What has been the biggest challenge of the project? How have you overcome it?
Projects of this scale cost a considerable amount of money. We ran a matching grant program with Patronicity that helped build community and unlock funds. Some walls also had logistical challenges. Central Square is a busy transit hub: We have a busy Red Line MBTA stop and seven cross-town buses that circulate through the neighborhood. Putting articulating lifts on Mass. Ave. was a challenge, but we have a strong partnership with the City and local businesses.
What's next for your organization and the project? What are you looking forward to accomplishing in 2019?
The Central Square Business Association has been campaigning for the formation of a Business Improvement District (BID).
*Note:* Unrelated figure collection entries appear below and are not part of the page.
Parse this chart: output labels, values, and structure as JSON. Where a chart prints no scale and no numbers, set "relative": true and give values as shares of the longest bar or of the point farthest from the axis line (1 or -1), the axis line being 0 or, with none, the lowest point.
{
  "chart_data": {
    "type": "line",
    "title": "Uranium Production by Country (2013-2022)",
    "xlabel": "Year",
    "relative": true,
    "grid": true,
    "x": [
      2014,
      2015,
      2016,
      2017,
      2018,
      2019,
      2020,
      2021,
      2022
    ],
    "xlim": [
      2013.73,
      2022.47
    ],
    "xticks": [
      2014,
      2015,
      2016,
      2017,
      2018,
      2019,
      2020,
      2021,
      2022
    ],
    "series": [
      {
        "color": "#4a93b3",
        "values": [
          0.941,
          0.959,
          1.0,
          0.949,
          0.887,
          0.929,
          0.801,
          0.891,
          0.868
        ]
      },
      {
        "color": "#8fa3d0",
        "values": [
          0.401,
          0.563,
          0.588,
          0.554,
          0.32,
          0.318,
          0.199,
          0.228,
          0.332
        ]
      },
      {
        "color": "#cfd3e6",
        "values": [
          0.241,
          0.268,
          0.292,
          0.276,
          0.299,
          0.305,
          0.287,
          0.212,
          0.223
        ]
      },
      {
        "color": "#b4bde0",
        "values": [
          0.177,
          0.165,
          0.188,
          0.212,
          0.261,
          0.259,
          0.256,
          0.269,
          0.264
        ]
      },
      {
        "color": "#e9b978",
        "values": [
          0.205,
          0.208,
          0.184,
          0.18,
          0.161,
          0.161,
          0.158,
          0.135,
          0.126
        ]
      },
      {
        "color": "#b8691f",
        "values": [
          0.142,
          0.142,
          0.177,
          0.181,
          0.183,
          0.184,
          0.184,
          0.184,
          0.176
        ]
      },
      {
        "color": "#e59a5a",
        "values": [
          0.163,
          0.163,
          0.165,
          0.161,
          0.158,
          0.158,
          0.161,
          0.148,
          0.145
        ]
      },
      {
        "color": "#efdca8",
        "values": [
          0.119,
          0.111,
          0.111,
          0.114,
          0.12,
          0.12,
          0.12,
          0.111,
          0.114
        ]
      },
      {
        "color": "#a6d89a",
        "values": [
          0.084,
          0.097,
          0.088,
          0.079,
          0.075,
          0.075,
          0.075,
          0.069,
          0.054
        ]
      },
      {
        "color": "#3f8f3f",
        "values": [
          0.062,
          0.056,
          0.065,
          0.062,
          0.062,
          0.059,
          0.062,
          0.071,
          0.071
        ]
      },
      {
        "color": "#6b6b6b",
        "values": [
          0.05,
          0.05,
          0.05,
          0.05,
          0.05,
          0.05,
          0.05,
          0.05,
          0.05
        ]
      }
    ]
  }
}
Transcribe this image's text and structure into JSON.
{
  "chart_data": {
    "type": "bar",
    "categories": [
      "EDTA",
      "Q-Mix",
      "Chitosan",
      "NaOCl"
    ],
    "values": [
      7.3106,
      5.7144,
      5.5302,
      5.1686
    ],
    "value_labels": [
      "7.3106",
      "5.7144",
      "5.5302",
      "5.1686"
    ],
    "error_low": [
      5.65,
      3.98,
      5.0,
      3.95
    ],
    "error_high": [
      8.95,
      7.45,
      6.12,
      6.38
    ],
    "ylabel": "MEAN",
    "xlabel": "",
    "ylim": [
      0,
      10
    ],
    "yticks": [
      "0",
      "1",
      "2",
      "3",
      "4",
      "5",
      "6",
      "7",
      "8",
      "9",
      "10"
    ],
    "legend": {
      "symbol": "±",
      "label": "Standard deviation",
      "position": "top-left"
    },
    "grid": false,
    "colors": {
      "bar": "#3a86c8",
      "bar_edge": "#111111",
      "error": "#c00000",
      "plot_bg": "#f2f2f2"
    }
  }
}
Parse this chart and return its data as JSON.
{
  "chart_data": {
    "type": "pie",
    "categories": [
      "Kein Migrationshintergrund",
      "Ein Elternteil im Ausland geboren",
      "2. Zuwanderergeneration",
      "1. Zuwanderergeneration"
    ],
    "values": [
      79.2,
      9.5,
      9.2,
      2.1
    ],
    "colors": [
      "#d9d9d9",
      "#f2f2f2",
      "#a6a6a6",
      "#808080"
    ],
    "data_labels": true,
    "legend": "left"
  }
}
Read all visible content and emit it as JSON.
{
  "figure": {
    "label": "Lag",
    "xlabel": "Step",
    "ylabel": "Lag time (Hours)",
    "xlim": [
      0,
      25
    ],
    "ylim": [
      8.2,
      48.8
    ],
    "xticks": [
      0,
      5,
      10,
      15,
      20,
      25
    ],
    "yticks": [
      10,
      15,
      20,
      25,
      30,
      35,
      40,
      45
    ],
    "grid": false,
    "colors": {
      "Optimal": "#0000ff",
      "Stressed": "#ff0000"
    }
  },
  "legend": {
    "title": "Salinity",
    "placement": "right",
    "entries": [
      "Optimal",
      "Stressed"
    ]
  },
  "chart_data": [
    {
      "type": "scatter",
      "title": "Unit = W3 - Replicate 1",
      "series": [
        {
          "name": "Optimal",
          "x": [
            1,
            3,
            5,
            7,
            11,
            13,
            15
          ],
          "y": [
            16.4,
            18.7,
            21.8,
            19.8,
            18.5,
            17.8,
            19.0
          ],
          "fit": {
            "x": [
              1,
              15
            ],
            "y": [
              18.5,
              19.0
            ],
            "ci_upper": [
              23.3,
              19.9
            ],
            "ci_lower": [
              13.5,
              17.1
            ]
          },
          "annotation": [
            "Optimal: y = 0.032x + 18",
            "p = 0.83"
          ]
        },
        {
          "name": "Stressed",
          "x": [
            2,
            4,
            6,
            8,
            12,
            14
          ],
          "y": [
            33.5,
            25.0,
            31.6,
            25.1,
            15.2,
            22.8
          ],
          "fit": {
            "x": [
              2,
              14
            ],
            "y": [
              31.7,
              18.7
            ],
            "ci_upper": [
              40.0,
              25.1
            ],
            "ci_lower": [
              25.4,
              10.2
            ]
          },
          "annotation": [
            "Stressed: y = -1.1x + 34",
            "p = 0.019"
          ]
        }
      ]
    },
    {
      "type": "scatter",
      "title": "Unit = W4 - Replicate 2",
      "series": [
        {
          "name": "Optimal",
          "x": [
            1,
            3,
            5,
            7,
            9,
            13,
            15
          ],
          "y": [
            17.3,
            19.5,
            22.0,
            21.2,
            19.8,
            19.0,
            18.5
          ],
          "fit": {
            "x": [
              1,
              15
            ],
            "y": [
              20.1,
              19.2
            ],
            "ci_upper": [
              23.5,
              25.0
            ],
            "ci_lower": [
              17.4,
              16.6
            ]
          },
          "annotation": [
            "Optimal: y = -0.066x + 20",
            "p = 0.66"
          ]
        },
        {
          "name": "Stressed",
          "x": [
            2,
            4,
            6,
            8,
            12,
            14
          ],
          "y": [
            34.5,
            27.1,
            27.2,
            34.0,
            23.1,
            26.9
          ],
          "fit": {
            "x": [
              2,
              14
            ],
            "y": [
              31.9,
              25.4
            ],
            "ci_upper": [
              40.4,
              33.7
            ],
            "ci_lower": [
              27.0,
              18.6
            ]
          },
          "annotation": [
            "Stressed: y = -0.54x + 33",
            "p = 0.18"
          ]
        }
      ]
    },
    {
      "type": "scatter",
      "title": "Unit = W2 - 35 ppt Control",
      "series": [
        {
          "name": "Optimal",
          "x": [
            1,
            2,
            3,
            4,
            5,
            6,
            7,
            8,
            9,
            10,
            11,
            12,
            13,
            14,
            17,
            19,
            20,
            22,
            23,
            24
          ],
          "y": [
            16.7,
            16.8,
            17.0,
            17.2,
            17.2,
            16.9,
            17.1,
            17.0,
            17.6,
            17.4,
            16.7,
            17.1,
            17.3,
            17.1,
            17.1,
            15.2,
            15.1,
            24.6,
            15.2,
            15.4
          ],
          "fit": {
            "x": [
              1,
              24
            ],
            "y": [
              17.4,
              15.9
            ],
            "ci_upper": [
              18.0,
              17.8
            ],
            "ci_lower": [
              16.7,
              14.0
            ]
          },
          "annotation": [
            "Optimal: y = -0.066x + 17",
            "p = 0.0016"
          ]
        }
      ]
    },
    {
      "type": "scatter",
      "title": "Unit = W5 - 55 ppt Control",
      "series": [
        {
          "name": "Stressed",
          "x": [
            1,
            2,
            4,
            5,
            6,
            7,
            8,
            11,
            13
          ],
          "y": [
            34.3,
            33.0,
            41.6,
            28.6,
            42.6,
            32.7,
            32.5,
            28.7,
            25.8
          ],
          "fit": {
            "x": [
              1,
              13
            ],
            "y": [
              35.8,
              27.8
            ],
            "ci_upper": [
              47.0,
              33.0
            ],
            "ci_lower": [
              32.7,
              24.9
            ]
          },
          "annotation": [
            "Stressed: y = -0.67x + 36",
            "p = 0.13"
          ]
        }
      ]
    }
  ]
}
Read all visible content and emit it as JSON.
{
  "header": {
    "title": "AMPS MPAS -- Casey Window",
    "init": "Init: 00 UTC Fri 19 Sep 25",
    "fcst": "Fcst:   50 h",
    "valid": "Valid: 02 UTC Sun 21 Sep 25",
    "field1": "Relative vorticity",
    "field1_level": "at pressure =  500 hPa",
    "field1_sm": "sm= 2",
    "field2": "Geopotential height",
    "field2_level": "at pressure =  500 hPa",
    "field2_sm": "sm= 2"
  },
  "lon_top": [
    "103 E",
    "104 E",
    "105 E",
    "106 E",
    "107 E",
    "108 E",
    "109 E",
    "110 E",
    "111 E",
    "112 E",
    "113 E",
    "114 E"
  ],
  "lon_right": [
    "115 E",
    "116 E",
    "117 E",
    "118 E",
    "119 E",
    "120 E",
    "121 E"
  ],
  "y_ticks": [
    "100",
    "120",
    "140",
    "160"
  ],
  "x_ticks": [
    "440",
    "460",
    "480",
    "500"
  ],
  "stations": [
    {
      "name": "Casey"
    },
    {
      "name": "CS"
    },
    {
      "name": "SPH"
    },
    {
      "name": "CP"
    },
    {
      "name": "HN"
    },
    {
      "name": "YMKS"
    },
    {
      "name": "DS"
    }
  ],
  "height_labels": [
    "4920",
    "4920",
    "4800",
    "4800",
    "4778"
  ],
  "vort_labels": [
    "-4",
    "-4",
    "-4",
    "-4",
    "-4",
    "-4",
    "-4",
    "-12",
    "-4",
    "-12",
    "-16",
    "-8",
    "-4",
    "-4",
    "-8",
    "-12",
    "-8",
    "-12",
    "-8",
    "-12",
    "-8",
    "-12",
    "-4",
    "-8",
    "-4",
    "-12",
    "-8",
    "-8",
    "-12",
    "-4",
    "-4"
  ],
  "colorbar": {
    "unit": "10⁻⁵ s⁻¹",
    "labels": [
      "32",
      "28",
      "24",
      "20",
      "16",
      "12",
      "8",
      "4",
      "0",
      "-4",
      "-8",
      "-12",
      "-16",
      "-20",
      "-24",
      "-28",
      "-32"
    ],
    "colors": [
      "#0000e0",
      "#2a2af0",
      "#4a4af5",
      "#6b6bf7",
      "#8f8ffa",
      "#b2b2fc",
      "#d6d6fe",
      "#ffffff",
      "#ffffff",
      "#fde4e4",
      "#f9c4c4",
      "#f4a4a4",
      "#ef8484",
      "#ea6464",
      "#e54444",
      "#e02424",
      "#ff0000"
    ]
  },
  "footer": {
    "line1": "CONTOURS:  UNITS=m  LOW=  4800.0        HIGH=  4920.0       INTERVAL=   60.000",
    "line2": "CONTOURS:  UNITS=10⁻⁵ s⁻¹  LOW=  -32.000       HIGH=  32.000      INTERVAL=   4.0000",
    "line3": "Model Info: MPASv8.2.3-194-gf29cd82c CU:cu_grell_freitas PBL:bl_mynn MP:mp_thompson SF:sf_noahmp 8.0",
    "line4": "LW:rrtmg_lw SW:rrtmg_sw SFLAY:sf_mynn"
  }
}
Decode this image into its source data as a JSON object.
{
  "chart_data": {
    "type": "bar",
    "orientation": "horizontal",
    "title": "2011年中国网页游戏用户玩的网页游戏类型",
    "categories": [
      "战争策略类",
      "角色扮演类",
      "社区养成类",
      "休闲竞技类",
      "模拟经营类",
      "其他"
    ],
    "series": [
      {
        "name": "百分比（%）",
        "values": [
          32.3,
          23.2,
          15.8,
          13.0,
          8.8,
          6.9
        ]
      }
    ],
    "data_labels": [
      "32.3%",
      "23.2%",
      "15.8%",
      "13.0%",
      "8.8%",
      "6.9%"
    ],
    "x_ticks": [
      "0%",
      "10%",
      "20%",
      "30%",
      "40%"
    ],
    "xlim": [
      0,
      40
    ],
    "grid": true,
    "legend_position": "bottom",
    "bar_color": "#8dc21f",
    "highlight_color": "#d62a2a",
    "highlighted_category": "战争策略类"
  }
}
We are just a few weeks away from becoming a BID, and once we are, we will have a budget to create programs to celebrate our state designation as a cultural district, and in the late summer and early fall we will kick off Central Murals 2.0, which will add more murals and large format photography on highly visible buildings in the district.
What did you think was the coolest thing to come out of Greater Boston last year (aside from your project, of course)?
The community. I've lived in Boston my whole life, and there has always been an underground creative set. Boston can be very Brahmin, but in 2018 it was great to see that community start coming out in full force. I love what the Fairmont Innovation Lab is doing, Beyond Walls in Lynn is inspiring, and everyone in this HUBweek bracket is helping Greater Boston level up.